English teacher Dr. Deborah Aschkenes, formerly an Associate Buyer at Saks Fifth Avenue, spoke about how buyers “strategize” and “analyze” trends. Typical trends are often based on long-term consumer behavior; although “seasonal,” as Dr. Aschkenes said, “you already have a pretty good idea of what it’s going to be.” Trends are planned months in advance—buyers are “going to market, going to designers’ showrooms, previewing the lines for each season.” Buyers improve sales by working with vendors to produce garments that reflect consumers’ habits in different locations. This is why microtrends are different from regular trends. Since microtrends are often short-lived, reactive responses to social media, the cycle is too quick for buyers to fully capitalize on.

Microtrends have diminished the idea of personal style. They “pressure you to match what everyone’s doing as opposed to having your own style,” Lookstein said. Instead of fashion reflecting personal taste, it reflects what is being seen online. 

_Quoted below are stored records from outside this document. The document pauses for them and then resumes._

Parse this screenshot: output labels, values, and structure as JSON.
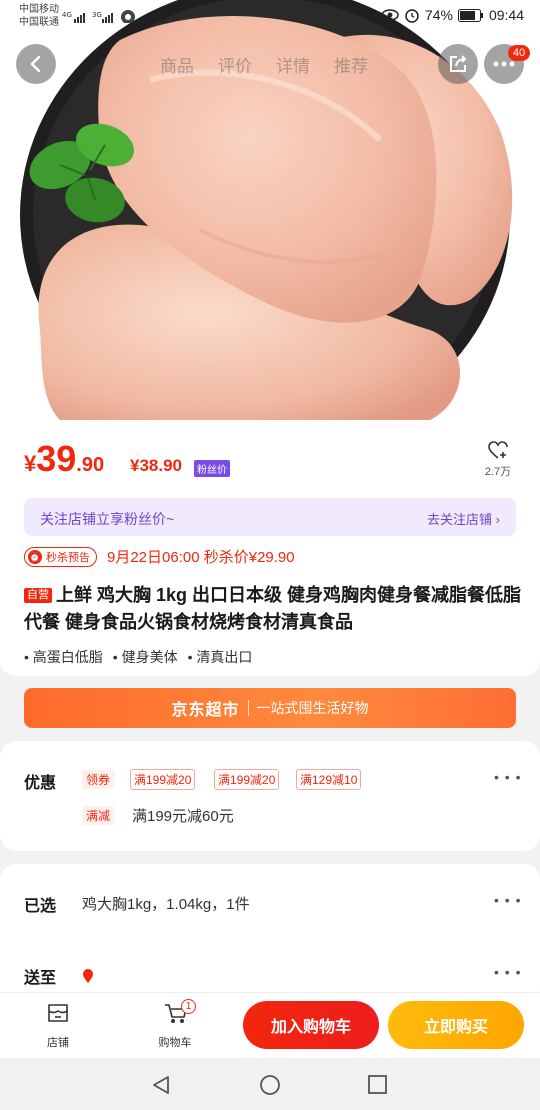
{
  "status_bar": {
    "carrier_1": "中国移动",
    "carrier_2": "中国联通",
    "battery": "74%",
    "time": "09:44"
  },
  "nav": {
    "tabs": [
      "商品",
      "评价",
      "详情",
      "推荐"
    ],
    "message_count": "40",
    "icons": {
      "back": "chevron-left-icon",
      "share": "share-icon",
      "more": "more-icon"
    }
  },
  "product": {
    "price_symbol": "¥",
    "price_int": "39",
    "price_dec": ".90",
    "fans_price": "¥38.90",
    "fans_price_tag": "粉丝价",
    "favorites_count": "2.7万",
    "follow_bar": {
      "text": "关注店铺立享粉丝价~",
      "action": "去关注店铺"
    },
    "flash_sale": {
      "tag": "秒杀预告",
      "text": "9月22日06:00 秒杀价¥29.90"
    },
    "self_operated_tag": "自营",
    "title": "上鲜 鸡大胸 1kg 出口日本级 健身鸡胸肉健身餐减脂餐低脂代餐 健身食品火锅食材烧烤食材清真食品",
    "features": [
      "高蛋白低脂",
      "健身美体",
      "清真出口"
    ]
  },
  "market_banner": {
    "name": "京东超市",
    "slogan": "一站式囤生活好物"
  },
  "promotion": {
    "label": "优惠",
    "coupon_tag": "领券",
    "coupons": [
      "满199减20",
      "满199减20",
      "满129减10"
    ],
    "discount_tag": "满减",
    "discount_text": "满199元减60元"
  },
  "selection": {
    "label": "已选",
    "value": "鸡大胸1kg，1.04kg，1件",
    "delivery_label": "送至"
  },
  "bottom_bar": {
    "shop": "店铺",
    "cart": "购物车",
    "cart_count": "1",
    "add_to_cart": "加入购物车",
    "buy_now": "立即购买"
  },
  "colors": {
    "accent": "#f2270c",
    "buy": "#ffa600",
    "fans": "#7b4be6",
    "market": "#ff7a33"
  }
}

Meanwhile, in department stores, Dr. Aschkenes said “if a style isn’t selling, you have a few options, but they depend on how quickly you can react, and on how good your relationship is with the vendor. They might be able to take it back, and swap the item for something that is trending better at your store. Or, you can negotiate a better price, so you won’t have to take the hit for the money you spent to purchase it.” This system allows traditional retailers to adjust while reducing the likelihood that unsold merchandise will end up in landfills. 

While the reason behind reallocating products that are not selling is to avoid as much financial loss as possible, lessening environmental impacts is a welcome side effect. Strategic inventory management can balance economic sustainability with environmental responsibility.  

There is a good reason behind the idea of ‘investing’ in a piece or ‘buy it nice or buy it twice.’ Not only are you saving the environment from another wasted item, but higher-quality items are often made from natural fibers as opposed to the synthetic materials used by fast fashion companies. Nicer items also stay in style longer. 

While the trend of overconsumption has grown, so has the idea of thrifting or second-hand shopping, something Ms. Costanzo says is “hopefully a macro trend.” But there are other ways to be sustainable; Ms. Costanzo mentioned the Green Tree textile recycling bin in the parking lot of 9/10. Here, textiles can be left to be donated or thrown away. Green Tree will sort through and donate usable clothing and use everything else to create recycled materials, such as carpet padding. According to earth.org, it is estimated that the fast fashion industry’s global emissions will double by 2030. It is the job of consumers to be active participants in reducing textile waste. As overconsumption continues to rise, so does the importance of shopping responsibly and sustainably. Microtrends can be fun, but also can be wasteful. By balancing trends, being sustainable, and curating a personal style, a more thoughtful and intentional approach to fashion can be achieved.